The Labour party made a long list of pledges around employment rights in its manifesto. Now it is in government, is it realistic to expect those changes to take effect soon? And what does this mean for employers while laws are drafted and passed? Beverley Sunderland considers some of the issues.
Before it secured its landslide victory in last week’s general election, Labour clearly set out in its manifesto a sweeping plan to update employment law.
And in an interview with Laura Kuenssberg on Sunday 7 July, Labour cabinet minister Jonathan Reynolds confirmed the new government was “getting started on the process” within the first 100 days.
However, whichever you look at it, Labour has set itself a huge challenge in what is a complex area of the law.
To recap, its biggest proposals are:
- Outlawing zero-hours contracts
- A ‘reform’ of ‘fire and rehire’ but not an outright ban (although Jonathan Reynolds did use the word ‘ban’ on Sunday…)
- Day one rights for unfair dismissal (subject to a probation period), sick pay and parental leave
- Consultation on worker status
- Reform of collective consultation to count all employees across every location
- Strengthening rights in TUPE
- Strengthening protection for whistleblowers
- Ensuring flexible working is a genuine default
- Consulting on whether carer’s leave should be paid
- Enhancing redundancy protections relating to maternity
- Right to switch off
- Removing the lower earnings limit for Statutory Sick Pay (SSP)
- Repealing curbs on unions
- Ensuring outsourced workers are included in gender pay gap reporting
- Menopause action plans for employers with more than 250 staff
This is a long shopping list, and anyone expecting these to be on the statute book in 100 days is likely to be very disappointed.
Complex reforms
There is the starting point of who exactly will do the drafting – this is a hugely complex area of the law and as the Conservatives discovered when trying to impose third-party liability for harassment, absolutely rife with difficulties.
Labour government
Labour ministers begin work on employment issues
Labour government sets out to deliver bold employment agenda
It is also quite easy to make sweeping promises when some of those making them may not have had any exposure to the actual challenges facing businesses. Should reform all be one way? Should a government perhaps be relieving pressure from employers in relation to matters such as tactical subject access requests by aggrieved employees?
The danger is that at the same time as promising to cut red tape, Labour potentially risks wrapping employers up so tightly in employment legislation that they cannot actually go about growing the economy.
And then there is the practical problem of how law is made or changed. The reality is that introduction of, or changes to, both primary legislation (acts of Parliament) and secondary legislation (regulations) take time.

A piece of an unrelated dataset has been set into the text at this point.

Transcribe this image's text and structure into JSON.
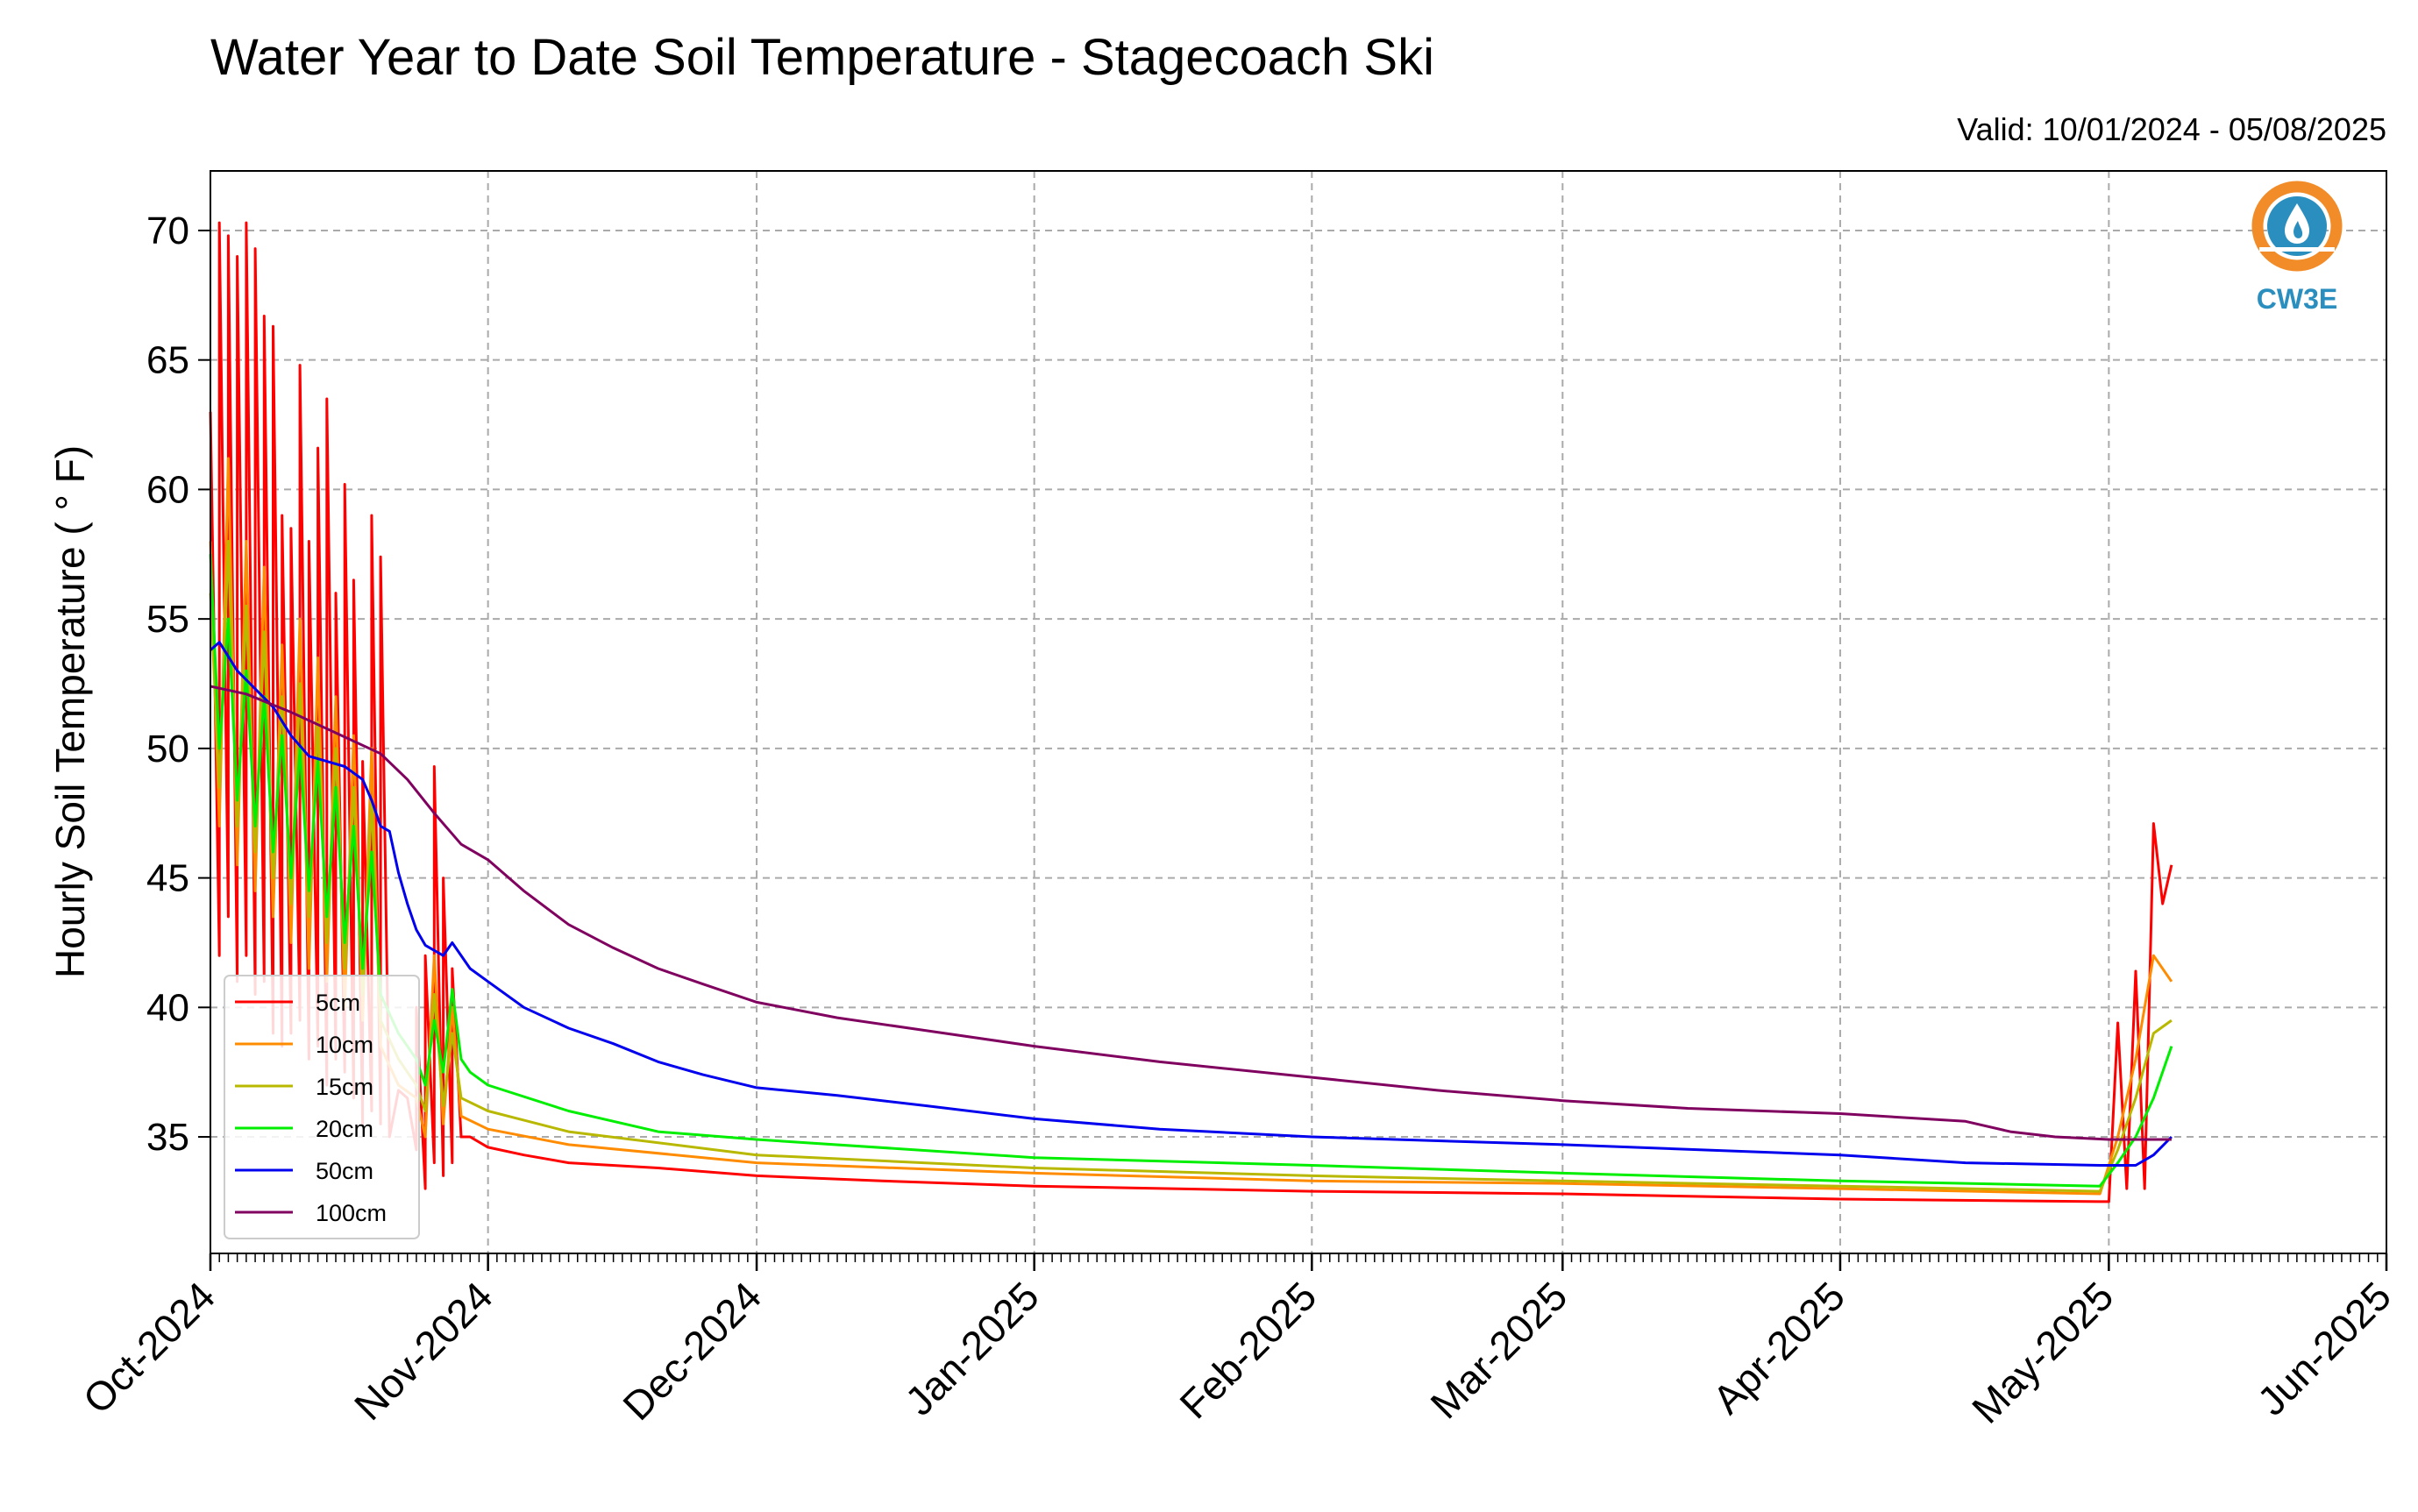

Primary legislation must be debated by the House of Commons, and pass through the House of Lords. Even if Labour makes the changes through secondary legislation, this will have to be consulted on.
State of flux
The devil is in the detail and one word out of place in legislation and employers will be in a state of flux for years as the cases escalate up to the Supreme Court for a definitive answer.
At least we no longer have to factor in decisions handed down by the Court of Justice of the European Union, but when tribunal cases are taking over a year to get to the first hearing, it is not realistic to think that definitive answers will be coming any time soon.
After all, it only took from April 2012 (Lock v British Gas) to October 2023 (Chief Constable of Police Service of Northern Ireland v Agnew) for there to be some element of certainty in relation to how the wording in the Employment Rights Act should be interpreted when it came to what a worker was paid when on holiday and how far back claims could be made.
There is also the problem of what employers do in the meantime and will we see unintended consequences. If the law is changed to include day one employment rights (subject to a probationary period) then there is the very real possibility that all those employees currently under two years’ service, where the employer is undecided about them, will be dismissed before any new laws come in.
Those companies currently able to flex their workforce to meet demand using zero-hours workers may look at a completely different business model – automation, AI, outsourcing abroad? Or just shutting down completely.
Following the process
We do not yet have the details of exactly what the new day one unfair dismissal protection will look like, it does at least seem that an employer will be permitted a probationary period to decide.
Perhaps this is no bad thing, it will help employers to focus their minds on the probation period and put in place a proper process for deciding if the employee is right for the organisation.
The devil is in the detail and one word out of place in legislation and employers will be in a state of flux for years.”
But can there be a one-size-fits-all in terms of the length of a probationary period?
It does however seem that once an employee has passed their probation then employers will still be able to dismiss for the same fair reasons: conduct, capability, redundancy, illegality and some other substantial reason.
This is of course provided they follow a fair process – a series of warnings for capability or conduct (other than gross misconduct), and consultation in redundancy.
Although some businesses may cynically regard HR professionals as a cost, the next few years will highlight once and for all the importance of HR expertise and the consequences of not taking proper advice.
A silver lining perhaps – or just another 30 items for HR’s ‘to-do’ list.